Anything After Sunday? pairs two very different people who meet on a romantic cruise in the Caribbean.

Westley Dean Hollins, who'd like to be called West for obvious reasons, is a lifelong bachelor who believes that women can't be trusted and are good for one thing only. He is always at the center of attention and he's only here to accompany his friend who's been jilted at the altar. This cruise is supposed to be his friend's honeymoon, you see.

Francis "Frannie" Louise Songer on the other hand is the overweight sister, always overshadowed by her more attractive sisters to the point that she protects herself by being cynical and stand-offish. Years of being picked on in high school do that to a person, after all.
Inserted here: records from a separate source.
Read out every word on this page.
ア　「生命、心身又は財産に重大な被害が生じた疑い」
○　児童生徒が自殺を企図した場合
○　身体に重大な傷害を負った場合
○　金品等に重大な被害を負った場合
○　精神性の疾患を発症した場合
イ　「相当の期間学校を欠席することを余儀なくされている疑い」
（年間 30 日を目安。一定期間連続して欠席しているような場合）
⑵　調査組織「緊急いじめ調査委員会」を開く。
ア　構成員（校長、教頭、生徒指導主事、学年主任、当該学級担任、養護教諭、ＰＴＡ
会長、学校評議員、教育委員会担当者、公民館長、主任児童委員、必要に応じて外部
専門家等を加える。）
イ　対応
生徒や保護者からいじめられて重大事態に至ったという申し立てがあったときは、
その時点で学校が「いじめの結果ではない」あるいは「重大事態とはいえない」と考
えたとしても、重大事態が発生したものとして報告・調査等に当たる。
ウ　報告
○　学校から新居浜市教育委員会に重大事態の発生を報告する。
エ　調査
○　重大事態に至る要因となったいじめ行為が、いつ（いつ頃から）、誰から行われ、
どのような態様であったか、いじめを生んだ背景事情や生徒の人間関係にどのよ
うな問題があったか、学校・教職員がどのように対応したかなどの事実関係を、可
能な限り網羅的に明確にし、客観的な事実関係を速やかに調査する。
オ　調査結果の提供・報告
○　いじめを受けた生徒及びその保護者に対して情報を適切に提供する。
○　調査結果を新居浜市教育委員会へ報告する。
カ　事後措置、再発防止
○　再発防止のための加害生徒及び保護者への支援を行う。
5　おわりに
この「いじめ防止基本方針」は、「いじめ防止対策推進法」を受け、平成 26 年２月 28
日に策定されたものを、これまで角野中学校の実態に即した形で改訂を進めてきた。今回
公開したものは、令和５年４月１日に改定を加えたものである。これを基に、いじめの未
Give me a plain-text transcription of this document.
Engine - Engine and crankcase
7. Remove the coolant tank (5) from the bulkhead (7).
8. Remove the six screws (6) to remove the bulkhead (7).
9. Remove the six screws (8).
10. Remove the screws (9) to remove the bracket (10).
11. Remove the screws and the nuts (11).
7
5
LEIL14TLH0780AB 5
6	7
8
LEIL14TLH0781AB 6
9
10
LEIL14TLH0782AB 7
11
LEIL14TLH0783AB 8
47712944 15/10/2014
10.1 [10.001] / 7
She's dragged by her sister to this cruise (the sister and her husband are having a second honeymoon) and, well aware that she's only here because her sister views her as a no-life person in need of something, anything, to make her life more interesting, she's trying her best not to get her feelings hurt too much.

One thing that stands out very well here is the author's portrayal of Frannie, which can cut quite deep to the bone in how accurate it often is. Frannie's loneliness, insecurity, her tendency to say things that may come out as hurtful because she's scared that a pretty boy may get close to her and once again make her heart break when she starts feeling things that she knows will never be reciprocated - Ms Lucas portrays Frannie's antisocial nature as one created both by circumstances beyond her control (her looks) and enforced by her own instinct for self-preservation. Ms Lucas has succeeded in making me feel as if she has put me in Frannie's shoes. I find myself thinking I can recognize parts of myself in Frannie.

Which makes Anything After Sunday? a perfect fantasy, doesn't it? A very good-looking committed bachelor falling for the invisible heroine because she touches that special part of something in him that no other women can - with her smile, her cynical sense of humor, that kind of thing? West makes it clear that he only does flings and one-night stands, yet he wants to see Frannie again. Wow. Frannie realizes that she probably shouldn't expect too much from that man but at the same time she also realizes that she will spend the rest of her life wondering what could have happened if she doesn't throw caution out the window for once. So. There they go then.

Anything After Sunday? could have been a humorous autobiography of any character played by Molly Ringwald in those John Hughes movies if those movies take place in an adult instead of high school setting. West predictably ends up breaking all his rules about socializing with the opposite sex for Frannie and Frannie can't believe it. To be honest, I don't really believe it either since Ms Lucas overdoes the whole "Frannie is actually hawt" thing by having Nick, West's friend who was jilted at the altar, finding her hot too, but some readers with higher flights of fancy may enjoy that particular extent of the vicarious escapism more than me.

Characterization isn't too deep here but it's enough to give me a clear sense of who these characters are. While in other stories Frannie's self-esteem issues could be irritating to follow, here Ms Lucas doesn't have Frannie continuously wallowing in self-pity. Instead, Frannie decides to grab what West is offering her, even if it will only last as long as this cruise, because she knows this Cinderella style experience is worth risking her heart for. Seriously, West is such a sweet and charming fellow. Some of his lines feel too scripted to me, but then again, so were some of the lines of Lloyd Dobbler and I love that movie Say Anything.

The last few chapters are very over the top and even ridiculous at times but I love every word as it gives West a chance to show the dark and dangerous Protective Boyfriend underneath his polished good looks facade as he demonstrates his affections for Frannie in such a melodramatic way that I can't resist. But on the whole, Anything After Sunday? is pure escapist fun.

Readers who refuse to buy the escapism this book offers should rightfully stay away as this book is so over the top that it leaves not much else for these readers to savor, but readers who love and swallow the whole "Plain Jane of the Prom catches the eye of a Paul Walker lookalike who falls so desperately in love with her that he can't remember which way is up and down anymore" premise may have as much fun as I do with Anything After Sunday?. Dang, what am I going read now when I have Simple Minds' Don't You Forget About Me still playing in my head?